Lauded by the 2016 SEGD Global Design Awards jury as a "true example of a human-focused project," Formation's (Houston) assessment of the existing conditions and user satisfaction with wayfinding at Texas Children's Hospital established an alternative reading of the hospital's “sensory landscape” where recommended changes to the wayfinding system would use color, form, texture, pattern, structure, sign elements and landmark interventions to help travelers intuitively negotiate a very complex campus—and do more. The project won the firm a 2016 SEGD Merit Award. What else sets this project apart from others?
For one thing, the hospital needed to ultimately achieve measureable improvements to their patients' and visitors' experiences with Texas Children's specific to wayfinding. Motivated by changes to reimbursements brought about by the Affordable Care Act that tied payments to performance, the hospital had learned they scored poorly in patient experience with wayfinding when benchmarked against a national database of peer facilities. That status could cost the hospital millions of dollars a year. Formation's Project Principal Philip LeBlanc says, "To seek solutions to their wayfinding challenges that would improve their ratings and thus their reimbursements, they sought a firm that would take a Design Thinking approach. Once engaged, we undertook an immersive approach to our quantitative and qualitative research into the patient and user experience, provided the sort of analysis of the situation and proposed alternative possible solutions that are the core of Design Thinking." Both Formation and Texas Children's believed this was the only appropriate perspective to take.

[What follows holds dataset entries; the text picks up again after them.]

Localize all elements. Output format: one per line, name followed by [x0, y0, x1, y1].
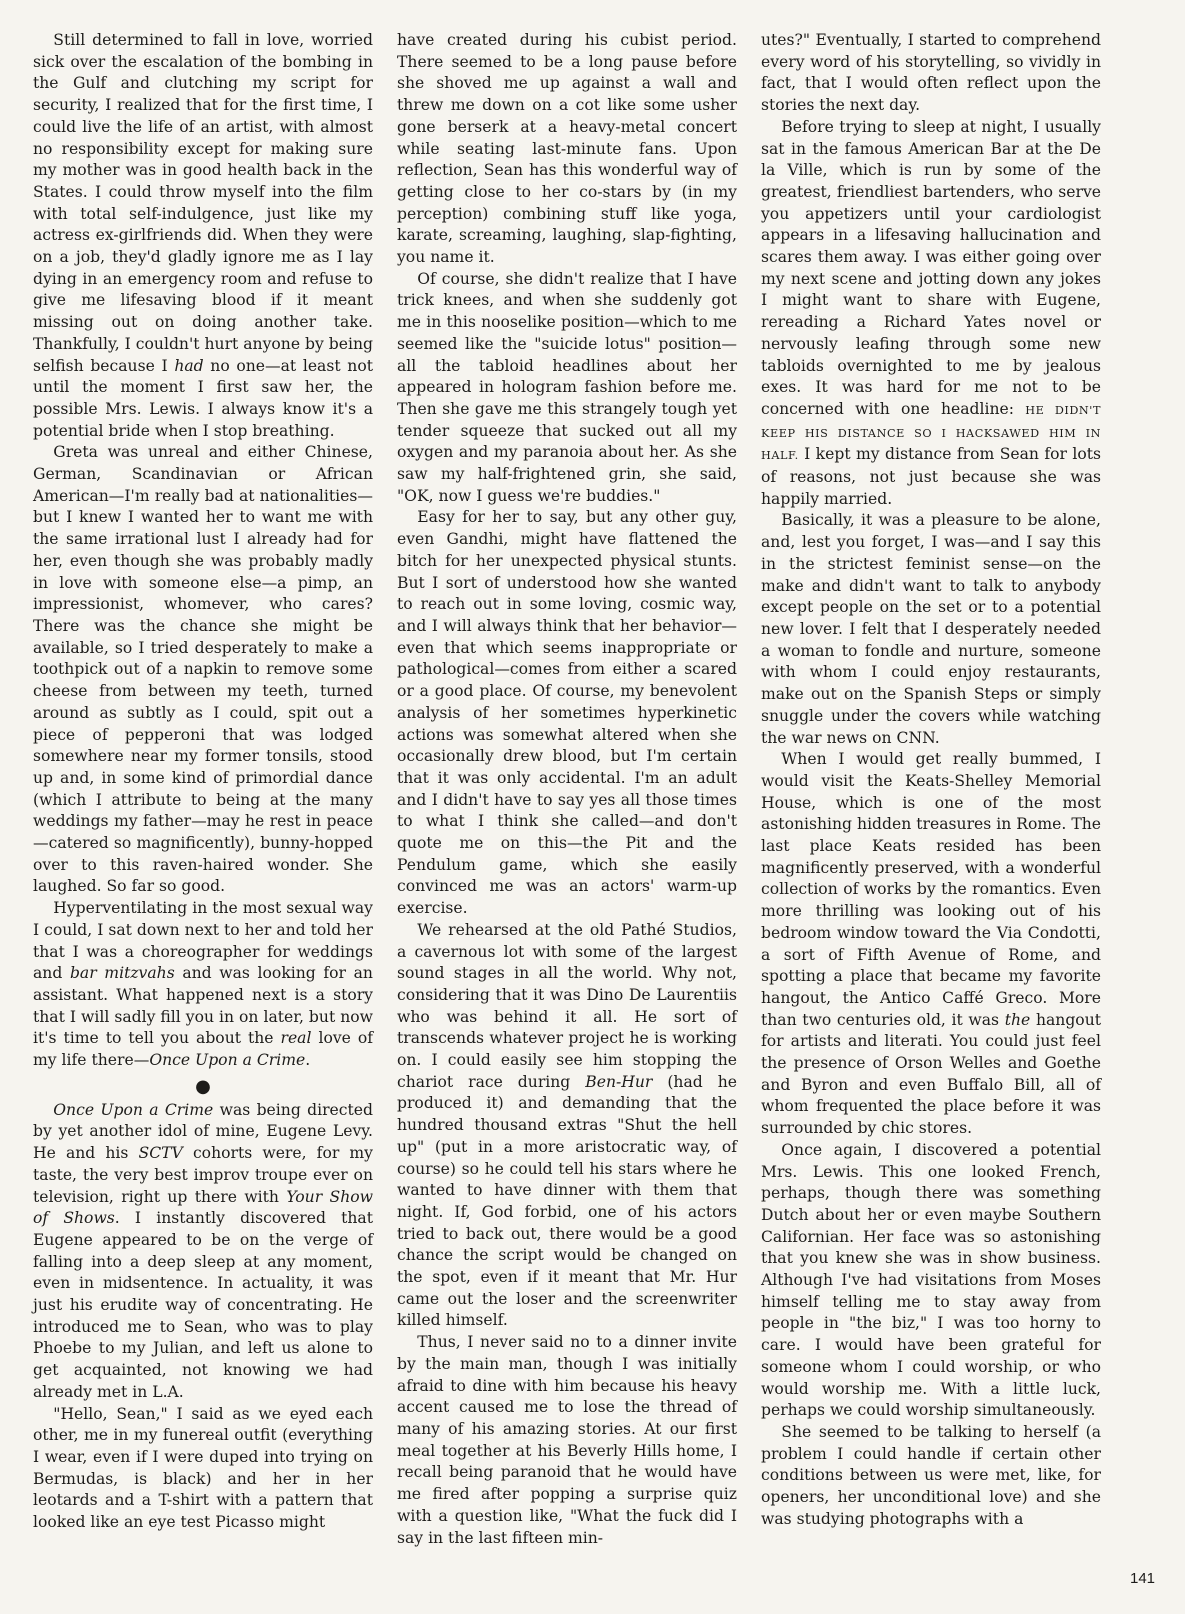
paragraph: Hyperventilating in the most sexual way I could, I sat down next to her and told her that I was a choreographer for weddings and bar mitzvahs and was looking for an assistant. What happened next is a story that I will sadly fill you in on later, but now it's time to tell you about the real love of my life there—Once Upon a Crime.	[33, 899, 373, 1070]
paragraph: We rehearsed at the old Pathé Studios, a cavernous lot with some of the largest sound stages in all the world. Why not, considering that it was Dino De Laurentiis who was behind it all. He sort of transcends whatever project he is working on. I could easily see him stopping the chariot race during Ben-Hur (had he produced it) and demanding that the hundred thousand extras "Shut the hell up" (put in a more aristocratic way, of course) so he could tell his stars where he wanted to have dinner with them that night. If, God forbid, one of his actors tried to back out, there would be a good chance the script would be changed on the spot, even if it meant that Mr. Hur came out the loser and the screenwriter killed himself.	[397, 920, 737, 1330]
paragraph: Basically, it was a pleasure to be alone, and, lest you forget, I was—and I say this in the strictest feminist sense—on the make and didn't want to talk to anybody except people on the set or to a potential new lover. I felt that I desperately needed a woman to fondle and nurture, someone with whom I could enjoy restaurants, make out on the Spanish Steps or simply snuggle under the covers while watching the war news on CNN.	[761, 511, 1101, 747]
paragraph: Of course, she didn't realize that I have trick knees, and when she suddenly got me in this nooselike position—which to me seemed like the "suicide lotus" position—all the tabloid headlines about her appeared in hologram fashion before me. Then she gave me this strangely tough yet tender squeeze that sucked out all my oxygen and my paranoia about her. As she saw my half-frightened grin, she said, "OK, now I guess we're buddies."	[397, 269, 737, 505]
headline-quote: HE DIDN'T KEEP HIS DISTANCE SO I HACKSAWED HIM IN HALF.	[761, 403, 1101, 463]
paragraph: Easy for her to say, but any other guy, even Gandhi, might have flattened the bitch for her unexpected physical stunts. But I sort of understood how she wanted to reach out in some loving, cosmic way, and I will always think that her behavior—even that which seems inappropriate or pathological—comes from either a scared or a good place. Of course, my benevolent analysis of her sometimes hyperkinetic actions was somewhat altered when she occasionally drew blood, but I'm certain that it was only accidental. I'm an adult and I didn't have to say yes all those times to what I think she called—and don't quote me on this—the Pit and the Pendulum game, which she easily convinced me was an actors' warm-up exercise.	[397, 508, 737, 918]
section-separator: ●	[195, 1075, 211, 1097]
text-column-2	[397, 30, 737, 1549]
paragraph: Thus, I never said no to a dinner invite by the main man, though I was initially afraid to dine with him because his heavy accent caused me to lose the thread of many of his amazing stories. At our first meal together at his Beverly Hills home, I recall being paranoid that he would have me fired after popping a surprise quiz with a question like, "What the fuck did I say in the last fifteen min-	[397, 1333, 737, 1547]
paragraph: Before trying to sleep at night, I usually sat in the famous American Bar at the De la Ville, which is run by some of the greatest, friendliest bartenders, who serve you appetizers until your cardiologist appears in a lifesaving hallucination and scares them away. I was either going over my next scene and jotting down any jokes I might want to share with Eugene, rereading a Richard Yates novel or nervously leafing through some new tabloids overnighted to me by jealous exes. It was hard for me not to be concerned with one headline: HE DIDN'T KEEP HIS DISTANCE SO I HACKSAWED HIM IN HALF. I kept my distance from Sean for lots of reasons, not just because she was happily married.	[761, 117, 1101, 508]
paragraph: Once Upon a Crime was being directed by yet another idol of mine, Eugene Levy. He and his SCTV cohorts were, for my taste, the very best improv troupe ever on television, right up there with Your Show of Shows. I instantly discovered that Eugene appeared to be on the verge of falling into a deep sleep at any moment, even in midsentence. In actuality, it was just his erudite way of concentrating. He introduced me to Sean, who was to play Phoebe to my Julian, and left us alone to get acquainted, not knowing we had already met in L.A.	[33, 1100, 373, 1401]
paragraph: Still determined to fall in love, worried sick over the escalation of the bombing in the Gulf and clutching my script for security, I realized that for the first time, I could live the life of an artist, with almost no responsibility except for making sure my mother was in good health back in the States. I could throw myself into the film with total self-indulgence, just like my actress ex-girlfriends did. When they were on a job, they'd gladly ignore me as I lay dying in an emergency room and refuse to give me lifesaving blood if it meant missing out on doing another take. Thankfully, I couldn't hurt anyone by being selfish because I had no one—at least not until the moment I first saw her, the possible Mrs. Lewis. I always know it's a potential bride when I stop breathing.	[33, 31, 373, 440]
page-number: 141	[1130, 1570, 1156, 1587]
paragraph: She seemed to be talking to herself (a problem I could handle if certain other conditions between us were met, like, for openers, her unconditional love) and she was studying photographs with a	[761, 1423, 1101, 1528]
text-column-1	[33, 30, 373, 1534]
paragraph: Greta was unreal and either Chinese, German, Scandinavian or African American—I'm really bad at nationalities—but I knew I wanted her to want me with the same irrational lust I already had for her, even though she was probably madly in love with someone else—a pimp, an impressionist, whomever, who cares? There was the chance she might be available, so I tried desperately to make a toothpick out of a napkin to remove some cheese from between my teeth, turned around as subtly as I could, spit out a piece of pepperoni that was lodged somewhere near my former tonsils, stood up and, in some kind of primordial dance (which I attribute to being at the many weddings my father—may he rest in peace—catered so magnificently), bunny-hopped over to this raven-haired wonder. She laughed. So far so good.	[33, 443, 373, 896]
paragraph: have created during his cubist period. There seemed to be a long pause before she shoved me up against a wall and threw me down on a cot like some usher gone berserk at a heavy-metal concert while seating last-minute fans. Upon reflection, Sean has this wonderful way of getting close to her co-stars by (in my perception) combining stuff like yoga, karate, screaming, laughing, slap-fighting, you name it.	[397, 31, 737, 267]
paragraph: "Hello, Sean," I said as we eyed each other, me in my funereal outfit (everything I wear, even if I were duped into trying on Bermudas, is black) and her in her leotards and a T-shirt with a pattern that looked like an eye test Picasso might	[33, 1404, 373, 1532]
paragraph: utes?" Eventually, I started to comprehend every word of his storytelling, so vividly in fact, that I would often reflect upon the stories the next day.	[761, 31, 1101, 115]
paragraph: Once again, I discovered a potential Mrs. Lewis. This one looked French, perhaps, though there was something Dutch about her or even maybe Southern Californian. Her face was so astonishing that you knew she was in show business. Although I've had visitations from Moses himself telling me to stay away from people in "the biz," I was too horny to care. I would have been grateful for someone whom I could worship, or who would worship me. With a little luck, perhaps we could worship simultaneously.	[761, 1140, 1101, 1420]
paragraph: When I would get really bummed, I would visit the Keats-Shelley Memorial House, which is one of the most astonishing hidden treasures in Rome. The last place Keats resided has been magnificently preserved, with a wonderful collection of works by the romantics. Even more thrilling was looking out of his bedroom window toward the Via Condotti, a sort of Fifth Avenue of Rome, and spotting a place that became my favorite hangout, the Antico Caffé Greco. More than two centuries old, it was the hangout for artists and literati. You could just feel the presence of Orson Welles and Goethe and Byron and even Buffalo Bill, all of whom frequented the place before it was surrounded by chic stores.	[761, 750, 1102, 1138]
text-column-3	[761, 30, 1101, 1531]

Formation's emotional connections to the project are another notable aspect that set it apart from what might seem like similar work. In considering the nomination of Texas Children's Wayfinding Research and Assessment for the SEGD Merit Award, the jury noted how the team's narrative tied wayfinding research to personal experience and emotional impact. On past children's hospital projects, Formation got insights from groups like Administration, Family Advisory Committees or Child Life. "Here we took an approach that was very direct," says Philip LeBlanc. "We rode in cars with patient families and walked with them on their routes through the campus and the building. We spoke with parking valets, volunteers and nurses. We got incredible insights from people who know the hospital intimately. We heard one mother’s dismay at having her child with a compromised immune system discharged and held in an area with other sick children. We heard other mothers suggest a buddy system partnering people who are there regularly (and many patient families, unfortunately, are) with newcomers." As a result, Formation's report touched on more aspects of the patient experience than just wayfinding.
Some of Formation’s major findings—because they spoke to people directly—were that landmarks are very important in helping people navigate a complex hospital environment, that people who are there regularly find shortcuts through the complex, and that regulars know places that create comfort, familiarity and a sense of normalcy—like the library or quiet seating areas—that are not even identified in the wayfinding system. Formation's insights will help Texas Children's make better decisions about removing an aquarium, for instance, or a distinct piece of art and including special areas and not just departments in the wayfinding signage. Since they submitted their description of their Texas Children's Hospitalproject to the SEGD Global Design Awards, the hospital is moving toward adopting some of Formation's ideas and proposals for improving the patient experience that was part of their research and assessment report.
The report itself is a distinctive element of the project that sets it apart from others. System Wayfinding Assessment & Recommendations reads like a photo-documentary because of Formation's inclusion of photos illustrating the detailed written descriptions of specific conditions, and photos of the people whose verbatim statements illustrate users’ needs. The report thus became a very powerful and engaging tool for Texas Children's executives. "We were given feedback," says LeBlanc, "that let us know they thought the report was revolutionary. The personalization of the research—that these are real children, real families—puts real power behind the problems and perceptions they share. The report helped hospital leadership get beyond 'how they've been doing things forever' and move into a new era of doing things guided by well-researched and measurable understandings of user experience.”
Leblanc thinks Formation's work, as exemplified by this Texas Children's project, has potential to influence others in experiential graphic design, not just those whose practices are predominantly in wayfinding. Formation's Design Thinking approach to achieving a broad understanding of what was needed, their immersive research and analysis surrounding the patient experience, within a quantifiable and qualifiable report to administration, is resulting in implementable projects that are much broader in scope and more experiential than those we traditionally think of as wayfinding.
Clearly, LeBlanc's success with this project can be applied to other types of projects that affect people's experience. "The essence of our work is not about wayfinding per se, it is about uncovering and understanding the real user problems our clients face and finding meaningful ways to do something about it. I hire people into my firm who are in alignment with that value system. In the case of this project, it was particularly gratifying and touching for my entire team that we were able to make a difference within a culture and environment like Texas Children's Hospital."